There is a dark side to Siegel Suites. In the wake of the pandemic, the company was exposed as a predatory landlord, one that had exploited tenants hard-hit by the economic consequences of COVID. The House of Representatives Select Subcommittee on the Coronavirus Crisis deemed Siegel Group’s actions “uniquely egregious.” These included Senior Vice President Mike Tisdale telling underlings to confront tenants and threaten to take their cars, their pets, even their children. If that didn’t work, they were to “arrange night-and-day door knocking, to use scheduled maintenance checks to remove air-conditioning units [in hot weather], and to interfere with household electronics using universal remotes.” (The House report has been subsequently suppressed.)

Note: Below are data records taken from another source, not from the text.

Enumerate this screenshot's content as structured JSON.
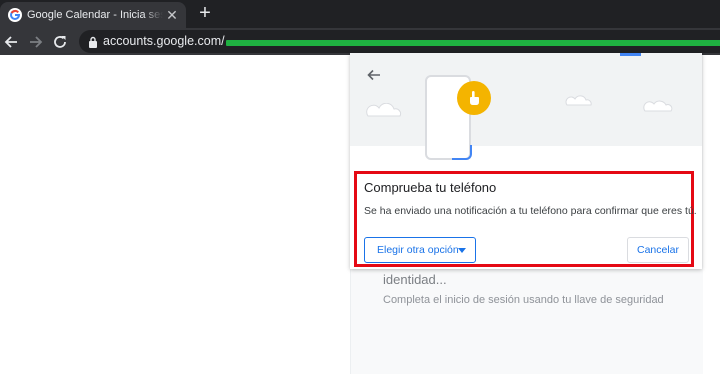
{
  "browser": {
    "tab_title": "Google Calendar - Inicia sesión p",
    "url_text": "accounts.google.com/",
    "colors": {
      "redaction": "#1fb141",
      "highlight": "#e50914"
    }
  },
  "dialog": {
    "title": "Comprueba tu teléfono",
    "message": "Se ha enviado una notificación a tu teléfono para confirmar que eres tú.",
    "choose_other_label": "Elegir otra opción",
    "cancel_label": "Cancelar"
  },
  "background_page": {
    "heading": "Verificación en dos pasos: Verificando tu identidad...",
    "subtext": "Completa el inicio de sesión usando tu llave de seguridad"
  },
  "icons": [
    "google-favicon-icon",
    "close-icon",
    "plus-icon",
    "back-arrow-icon",
    "forward-arrow-icon",
    "reload-icon",
    "lock-icon",
    "phone-icon",
    "tap-hand-icon",
    "chevron-down-icon"
  ]
}
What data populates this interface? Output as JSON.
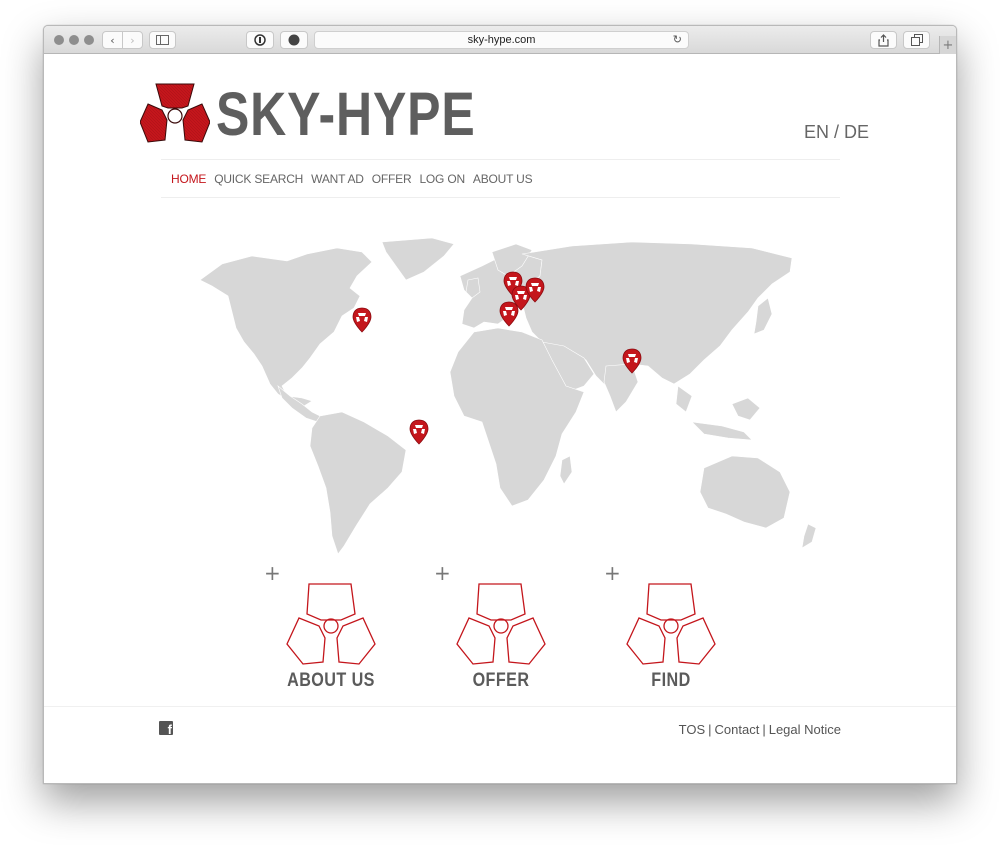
{
  "browser": {
    "url": "sky-hype.com"
  },
  "site": {
    "brand": "SKY-HYPE",
    "language": "EN / DE"
  },
  "nav": {
    "items": [
      "HOME",
      "QUICK SEARCH",
      "WANT AD",
      "OFFER",
      "LOG ON",
      "ABOUT US"
    ],
    "active": "HOME"
  },
  "map": {
    "markers": [
      "north-america-east",
      "western-europe-north",
      "western-europe-center",
      "central-europe",
      "southwest-europe",
      "middle-east",
      "south-america"
    ]
  },
  "features": [
    {
      "plus": "+",
      "label": "ABOUT US"
    },
    {
      "plus": "+",
      "label": "OFFER"
    },
    {
      "plus": "+",
      "label": "FIND"
    }
  ],
  "footer": {
    "links": [
      "TOS",
      "Contact",
      "Legal Notice"
    ],
    "separator": "|"
  },
  "colors": {
    "brand_red": "#c4161c",
    "text_grey": "#5e5e5e",
    "map_grey": "#d6d6d6"
  }
}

During the pandemic, Siegel Group evicted 89 tenants who had rental-assistance applications pending, even one who had just paid the rent. That was just the tip of the iceberg. Siegel turned 773 people out into the street overall.

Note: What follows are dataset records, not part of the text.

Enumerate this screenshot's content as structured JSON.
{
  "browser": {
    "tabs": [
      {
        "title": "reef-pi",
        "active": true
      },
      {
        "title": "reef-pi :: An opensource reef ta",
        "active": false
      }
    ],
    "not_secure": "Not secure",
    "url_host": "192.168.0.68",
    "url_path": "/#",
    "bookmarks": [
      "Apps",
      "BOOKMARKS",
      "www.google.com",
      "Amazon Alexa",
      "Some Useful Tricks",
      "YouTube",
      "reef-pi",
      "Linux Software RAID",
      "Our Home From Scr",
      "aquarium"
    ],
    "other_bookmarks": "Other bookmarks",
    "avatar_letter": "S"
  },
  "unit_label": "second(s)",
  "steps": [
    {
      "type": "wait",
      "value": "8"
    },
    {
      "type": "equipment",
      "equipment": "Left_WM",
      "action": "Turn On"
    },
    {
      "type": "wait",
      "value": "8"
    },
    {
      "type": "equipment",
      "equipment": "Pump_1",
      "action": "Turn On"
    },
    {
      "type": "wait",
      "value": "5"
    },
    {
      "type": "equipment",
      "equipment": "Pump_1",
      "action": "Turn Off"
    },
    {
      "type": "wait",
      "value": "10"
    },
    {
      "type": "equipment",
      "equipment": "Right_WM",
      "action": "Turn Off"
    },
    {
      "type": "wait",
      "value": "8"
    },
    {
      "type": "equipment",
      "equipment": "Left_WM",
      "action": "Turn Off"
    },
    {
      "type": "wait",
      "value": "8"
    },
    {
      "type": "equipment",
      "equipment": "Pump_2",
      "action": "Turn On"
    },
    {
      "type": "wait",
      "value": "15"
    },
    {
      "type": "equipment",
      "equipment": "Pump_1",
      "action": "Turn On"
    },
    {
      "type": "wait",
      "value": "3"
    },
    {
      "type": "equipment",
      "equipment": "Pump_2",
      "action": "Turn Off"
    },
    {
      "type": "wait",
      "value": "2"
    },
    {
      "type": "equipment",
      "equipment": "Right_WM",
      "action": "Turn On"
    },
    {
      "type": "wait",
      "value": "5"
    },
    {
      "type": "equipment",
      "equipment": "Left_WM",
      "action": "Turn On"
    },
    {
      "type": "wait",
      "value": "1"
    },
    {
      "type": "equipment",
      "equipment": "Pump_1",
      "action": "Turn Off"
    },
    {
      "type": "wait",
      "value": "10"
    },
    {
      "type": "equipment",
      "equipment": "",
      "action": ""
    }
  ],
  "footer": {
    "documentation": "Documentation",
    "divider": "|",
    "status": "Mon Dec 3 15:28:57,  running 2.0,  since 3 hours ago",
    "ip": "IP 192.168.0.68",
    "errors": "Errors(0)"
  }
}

Much of this was done by astutely exploiting a loophole in federal law that permitted hundreds of 'no-cause" evictions, according to the House panel, “to try to avoid allowing tenants from receiving CDC moratorium protection from eviction for nonpayment of rent.” As Rep. James Clyburn stated, “While the abusive eviction practices documented in this report would be condemnable under any circumstances, they are unconscionable during a once-in-a-century economic and public-health crisis.”
Still, we’ve hardly heard the last of Siegel Group. It’s sitting on a 10-acre Las Vegas Strip parcel that used to be the site of the La Concha Motel, land that Steve Siegel obtained for a bargain-basement $7.5 million an acre. He swung this deal by paying cash on the barrelhead, unlike his rivals, who couldn’t plunk down the whole asking price at once.
According to Las Vegas Review-Journal entertainment reporter John Katsilometes, “Siegel’s plans cover the gamut of a hotel-casino, multifamily apartments, a condo tower, and retail outlets.” Apartments on the Strip? Given Siegel’s (low) purchase price, the company wouldn’t have to spend billions to justify the real-estate outlay. Besides, high-end development isn’t in Siegel’s DNA.
And if none of that works out, Siegel could always flip the land for a huge markup. It’s been done before. Motel baron Gary Tharaldson conned Caesars Entertainment CEO Gary Loveman into paying a then-record sum for the Westward Ho site simply by feigning that he was going to build a megaresort on the land. Could Steve Siegel be doing the same? Whatever his play, we’ve no doubt it will be ultimately profitable.